3.  Should there be a time limit on prosecution of child abuse cases?

  The contention is that current child abuse propaganda and investigative methods encourage many fabricated allegations to be made and accepted as true, so merely setting a time limit in terms of years would not provide an adequate safeguard. "Expert knowledge" that has led the establishment, practitioners, and the general public to accept certain claims about levels of abuse, and characteristics and behaviour of abusers and "victims" of abuse, needs to be challenged.

4.  Is there a risk that advertising compensation encourages people to come forward with fabricated allegations?

  Yes, fabricated allegations occur when vulnerable or malicious people who are in certain situations, are given to understand they will benefit from assisting an investigation in a particular way. Whether people actually "come forward" is questionable.

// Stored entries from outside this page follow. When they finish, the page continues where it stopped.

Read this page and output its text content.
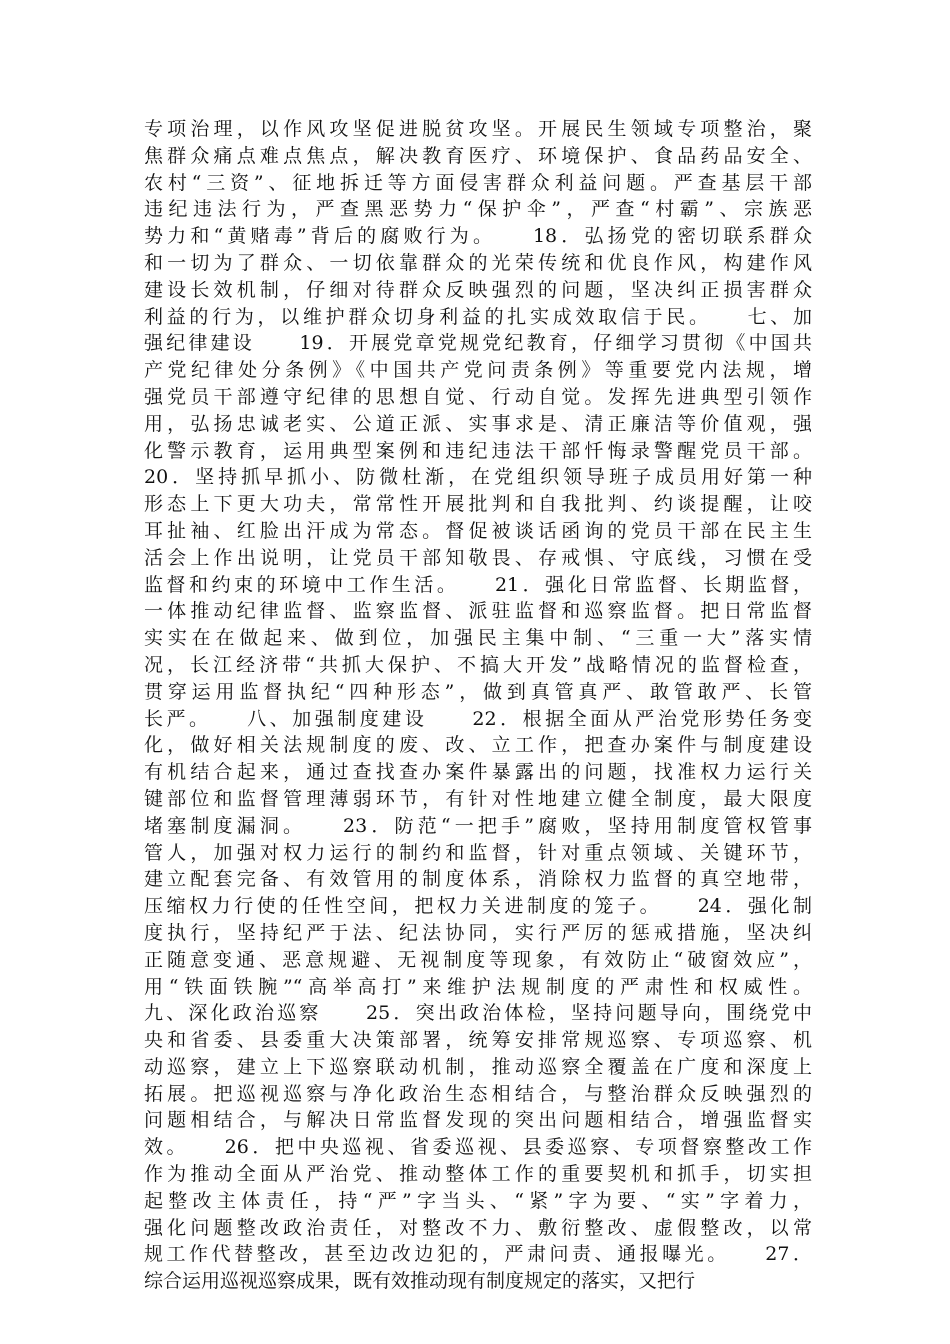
专项治理，以作风攻坚促进脱贫攻坚。开展民生领域专项整治，聚
焦群众痛点难点焦点，解决教育医疗、环境保护、食品药品安全、
农村“三资”、征地拆迁等方面侵害群众利益问题。严查基层干部
违纪违法行为，严查黑恶势力“保护伞”，严查“村霸”、宗族恶
势力和“黄赌毒”背后的腐败行为。　　18．弘扬党的密切联系群众
和一切为了群众、一切依靠群众的光荣传统和优良作风，构建作风
建设长效机制，仔细对待群众反映强烈的问题，坚决纠正损害群众
利益的行为，以维护群众切身利益的扎实成效取信于民。　　七、加
强纪律建设　　19．开展党章党规党纪教育，仔细学习贯彻《中国共
产党纪律处分条例》《中国共产党问责条例》等重要党内法规，增
强党员干部遵守纪律的思想自觉、行动自觉。发挥先进典型引领作
用，弘扬忠诚老实、公道正派、实事求是、清正廉洁等价值观，强
化警示教育，运用典型案例和违纪违法干部忏悔录警醒党员干部。
20．坚持抓早抓小、防微杜渐，在党组织领导班子成员用好第一种
形态上下更大功夫，常常性开展批判和自我批判、约谈提醒，让咬
耳扯袖、红脸出汗成为常态。督促被谈话函询的党员干部在民主生
活会上作出说明，让党员干部知敬畏、存戒惧、守底线，习惯在受
监督和约束的环境中工作生活。　　21．强化日常监督、长期监督，
一体推动纪律监督、监察监督、派驻监督和巡察监督。把日常监督
实实在在做起来、做到位，加强民主集中制、“三重一大”落实情
况，长江经济带“共抓大保护、不搞大开发”战略情况的监督检查，
贯穿运用监督执纪“四种形态”，做到真管真严、敢管敢严、长管
长严。　　八、加强制度建设　　22．根据全面从严治党形势任务变
化，做好相关法规制度的废、改、立工作，把查办案件与制度建设
有机结合起来，通过查找查办案件暴露出的问题，找准权力运行关
键部位和监督管理薄弱环节，有针对性地建立健全制度，最大限度
堵塞制度漏洞。　　23．防范“一把手”腐败，坚持用制度管权管事
管人，加强对权力运行的制约和监督，针对重点领域、关键环节，
建立配套完备、有效管用的制度体系，消除权力监督的真空地带，
压缩权力行使的任性空间，把权力关进制度的笼子。　　24．强化制
度执行，坚持纪严于法、纪法协同，实行严厉的惩戒措施，坚决纠
正随意变通、恶意规避、无视制度等现象，有效防止“破窗效应”，
用“铁面铁腕”“高举高打”来维护法规制度的严肃性和权威性。
九、深化政治巡察　　25．突出政治体检，坚持问题导向，围绕党中
央和省委、县委重大决策部署，统筹安排常规巡察、专项巡察、机
动巡察，建立上下巡察联动机制，推动巡察全覆盖在广度和深度上
拓展。把巡视巡察与净化政治生态相结合，与整治群众反映强烈的
问题相结合，与解决日常监督发现的突出问题相结合，增强监督实
效。　　26．把中央巡视、省委巡视、县委巡察、专项督察整改工作
作为推动全面从严治党、推动整体工作的重要契机和抓手，切实担
起整改主体责任，持“严”字当头、“紧”字为要、“实”字着力，
强化问题整改政治责任，对整改不力、敷衍整改、虚假整改，以常
规工作代替整改，甚至边改边犯的，严肃问责、通报曝光。　　27．
综合运用巡视巡察成果，既有效推动现有制度规定的落实，又把行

Initially most are contacted by letter, or often visited unannounced in their homes, prisons, or custodial placements by the investigating team clearly wanting to hear about abuse, and offering a range of benefits and help to those who assist.

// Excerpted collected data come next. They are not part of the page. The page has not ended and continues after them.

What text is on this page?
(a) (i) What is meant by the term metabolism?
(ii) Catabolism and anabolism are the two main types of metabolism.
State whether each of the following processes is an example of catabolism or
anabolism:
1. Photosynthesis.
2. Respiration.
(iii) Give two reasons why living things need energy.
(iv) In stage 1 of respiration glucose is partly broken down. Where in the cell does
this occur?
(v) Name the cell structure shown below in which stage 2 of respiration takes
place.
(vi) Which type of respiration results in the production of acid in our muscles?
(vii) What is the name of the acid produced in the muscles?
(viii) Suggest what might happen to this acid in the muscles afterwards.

  The circumstances in which contested allegations are made need to be studied, including the motivation of people who express a grudge against a particular person or society in general, or are in prison or police custody for criminal activities, or have an addiction or psychiatric illness.

5.  Is there a weakness in the current law on "similar fact" evidence?

  Yes, as the only "similar fact" is the accusers obviously all allege abuse of some description. Juries often convict on fictitious allegations despite the absence of indisputable proof of guilt. Currently jurors are not required to account for their decisions, so questioning their understanding of issues such as "contamination of evidence" and "corroboration by volume" is difficult.

  The influence of the investigating team, being the common link between accusers, needs to be researched. How did contacts, meetings and interviews of potential accusers come about, and how were they conducted? What information was provided by the investigating team, and what questions were asked? How and when were statements formed, and with what help? What other help/support was offered by the investigating team?